Jacob's repositioning of the sun also related to his rejection of astrology. The pre-eminence of the position of the sun corresponded with its control over the movements of the stars. And because the movements of the stars were themselves controlled, the stars in turn were not capable of governing or controlling the affairs of the Earth. The stars were not divine, rational, or anything of the sort. The sun itself does not have its own movement but is controlled ultimately by God. An earlier Syriac author, Jacob of Serugh, also took interest in refuting astrology in his own Hexaemeron.

Jacob wrote extensively on the creation and nature of angels, to the degree that it far exceeded the length dedicated to the subject in other Hexameral works. The sources he engaged with in these conversations in the most detail was the Poemata Arcana by Gregory of Nazianzus, and the Celestial Hierarchy of Pseudo-Dionysius the Areopagite.

== Editions and translations ==
There are two critical editions of Jacob of Edessa's Hexaemeron, both of which are based on a 9th-century manuscript from Lyon:

- Chabot, J.B. 1928. Iacobi Edesseni Hexaemeron, seu in opus creationis libri septem, Paris (CSCO 92; Script. Syr. 44).
- Çiçek, J. Y. (ed.) 2010. Jacob of Edessa: Hexaemeron, Piscataway.
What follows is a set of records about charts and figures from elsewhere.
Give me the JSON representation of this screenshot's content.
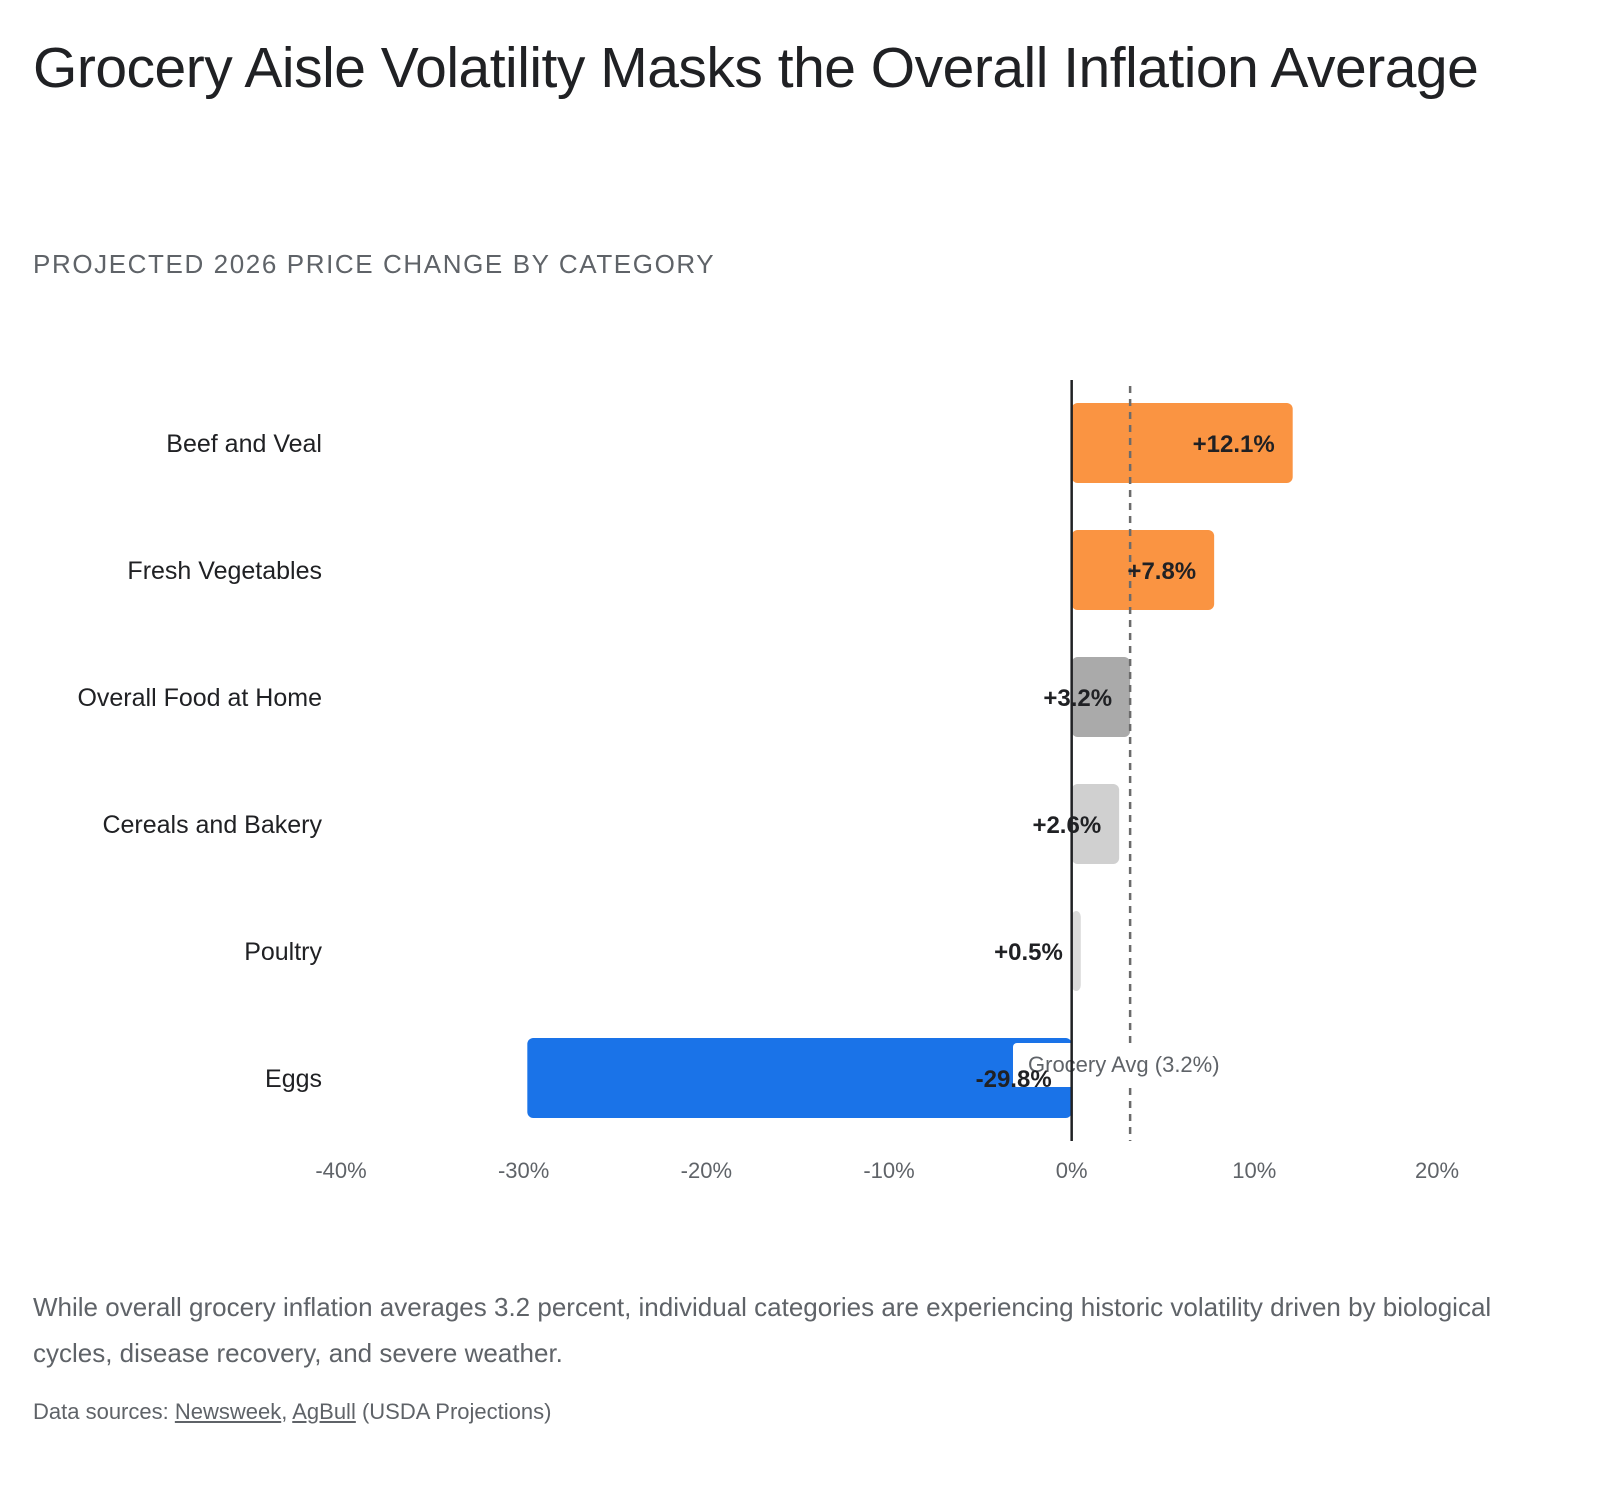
{
  "title": "Grocery Aisle Volatility Masks the Overall Inflation Average",
  "subtitle": "PROJECTED 2026 PRICE CHANGE BY CATEGORY",
  "chart_data": {
    "type": "bar",
    "orientation": "horizontal",
    "categories": [
      "Beef and Veal",
      "Fresh Vegetables",
      "Overall Food at Home",
      "Cereals and Bakery",
      "Poultry",
      "Eggs"
    ],
    "values": [
      12.1,
      7.8,
      3.2,
      2.6,
      0.5,
      -29.8
    ],
    "value_labels": [
      "+12.1%",
      "+7.8%",
      "+3.2%",
      "+2.6%",
      "+0.5%",
      "-29.8%"
    ],
    "bar_colors": [
      "#fa9442",
      "#fa9442",
      "#aaaaaa",
      "#d0d0d0",
      "#dadada",
      "#1a73e8"
    ],
    "xlim": [
      -40,
      20
    ],
    "x_ticks": [
      -40,
      -30,
      -20,
      -10,
      0,
      10,
      20
    ],
    "x_tick_labels": [
      "-40%",
      "-30%",
      "-20%",
      "-10%",
      "0%",
      "10%",
      "20%"
    ],
    "reference_line": {
      "value": 3.2,
      "label": "Grocery Avg (3.2%)",
      "style": "dashed"
    },
    "grid": false,
    "legend": "none"
  },
  "description": "While overall grocery inflation averages 3.2 percent, individual categories are experiencing historic volatility driven by biological cycles, disease recovery, and severe weather.",
  "sources": {
    "prefix": "Data sources: ",
    "links": [
      {
        "label": "Newsweek"
      },
      {
        "label": "AgBull"
      }
    ],
    "separator": ", ",
    "suffix": " (USDA Projections)"
  }
}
A French translation exists:

- Martin, J.P.P. 1888. "L’Hexaméron de Jacques d’Édesse," Journal asiatique 8,11: 155–219, 401–90.

Although no full-length English translation exists, a partial one has been produced:

- Greatrex, Marina. 2000. Memre I, II and IV of the Hexaemeron of Jacob of Edessa. A Translation and Introduction (Doctoral dissertation, University of Cardiff).

Finally, there is one translation into Latin:

- Vaschalde, A. 1932. Iacobi Edesseni Hexaemeron, Leuven (CSCO 97; Script Syr. 48).